Doch was kann mein Herz erweitern
Wie der erste Finkenschlag,
Wie der Lerche Lied am heitern,
Wundervollen Frühlingstag?

Barthold Hinrich Brockes: Kirschblüte bei der Nacht

Ich sahe mit betrachtendem Gemüte
jüngst einen Kirschbaum, welcher blühte,
in kühler Nacht beim Mondenschein;
ich glaubt, es könne nichts von größerer Weiße sein.
Es schien, als wär ein Schnee gefallen;
ein jeder, auch der kleinste Ast,
trug gleichsam eine rechte Last
von zierlich weißen runden Ballen.
Es ist kein Schwan so weiß, da nämlich jedes Blatt,
– indem daselbst des Mondes sanftes Licht
selbst durch die zarten Blätter bricht –
sogar den Schatten weiß und sonder Schwärze hat.

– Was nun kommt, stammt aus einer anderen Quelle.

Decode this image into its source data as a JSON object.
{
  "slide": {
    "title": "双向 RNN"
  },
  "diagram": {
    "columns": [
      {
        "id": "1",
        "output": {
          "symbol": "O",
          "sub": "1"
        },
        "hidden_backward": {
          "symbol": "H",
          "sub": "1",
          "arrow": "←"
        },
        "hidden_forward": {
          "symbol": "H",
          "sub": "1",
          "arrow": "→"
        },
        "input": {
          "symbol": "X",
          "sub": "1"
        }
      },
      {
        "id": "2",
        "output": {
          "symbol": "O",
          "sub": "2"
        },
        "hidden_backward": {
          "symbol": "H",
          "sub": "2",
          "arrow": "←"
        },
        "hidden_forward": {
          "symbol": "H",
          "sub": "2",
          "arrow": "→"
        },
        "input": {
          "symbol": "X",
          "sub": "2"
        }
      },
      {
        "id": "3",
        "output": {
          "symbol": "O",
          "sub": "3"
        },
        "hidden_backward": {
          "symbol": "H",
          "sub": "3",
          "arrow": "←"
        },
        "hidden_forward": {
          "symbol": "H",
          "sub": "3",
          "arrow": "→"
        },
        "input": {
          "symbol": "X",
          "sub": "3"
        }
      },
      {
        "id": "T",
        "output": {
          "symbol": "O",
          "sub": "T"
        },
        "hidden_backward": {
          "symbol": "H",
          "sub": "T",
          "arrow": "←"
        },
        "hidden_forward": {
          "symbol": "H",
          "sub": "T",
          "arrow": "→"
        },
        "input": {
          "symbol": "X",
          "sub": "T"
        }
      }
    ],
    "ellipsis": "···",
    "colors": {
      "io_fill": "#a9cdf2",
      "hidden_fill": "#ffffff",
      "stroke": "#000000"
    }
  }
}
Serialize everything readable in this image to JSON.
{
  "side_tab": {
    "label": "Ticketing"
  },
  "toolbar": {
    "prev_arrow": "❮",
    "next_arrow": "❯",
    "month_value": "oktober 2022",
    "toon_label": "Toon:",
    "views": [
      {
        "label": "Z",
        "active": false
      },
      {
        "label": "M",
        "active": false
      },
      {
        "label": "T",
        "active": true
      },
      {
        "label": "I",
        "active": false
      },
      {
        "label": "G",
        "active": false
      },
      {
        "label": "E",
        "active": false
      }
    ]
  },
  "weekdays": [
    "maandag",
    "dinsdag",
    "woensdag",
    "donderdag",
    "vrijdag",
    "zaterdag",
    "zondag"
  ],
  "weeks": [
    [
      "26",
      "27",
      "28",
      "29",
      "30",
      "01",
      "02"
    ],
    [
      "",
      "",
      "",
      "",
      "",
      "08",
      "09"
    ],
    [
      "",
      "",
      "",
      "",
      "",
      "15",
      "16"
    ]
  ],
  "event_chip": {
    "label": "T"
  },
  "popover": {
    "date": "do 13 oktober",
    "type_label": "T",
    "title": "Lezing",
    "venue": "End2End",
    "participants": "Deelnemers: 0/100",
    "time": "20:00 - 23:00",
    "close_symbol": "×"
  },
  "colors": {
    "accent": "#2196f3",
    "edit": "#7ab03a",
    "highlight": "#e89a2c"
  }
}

Unmöglich, dacht ich, kann auf Erden
was Weißres aufgefunden werden.
Indem ich nun bald hin, bald her
im Schatten dieses Baumes gehe,
sah ich von ungefähr
durch alle Blumen in die Höhe
und ward noch einen weißern Schein,
der tausendmal so weiß, der tausendmal so klar,
fast halb darob erstaunt, gewahr.
Der Blüte Schnee schien schwarz zu sein
bei diesem weißen Glanz. Es fiel mir ins Gesicht
von einem hellen Stern ein weißes Licht,
das mir recht in die Seele strahlte.
Wie sehr ich mich an Gott im Irdischen ergötze,
dacht ich, hat er dennoch weit größre Schätze.
Die größte Schönheit dieser Erden
kann mit der himmlischen doch nicht verglichen werden.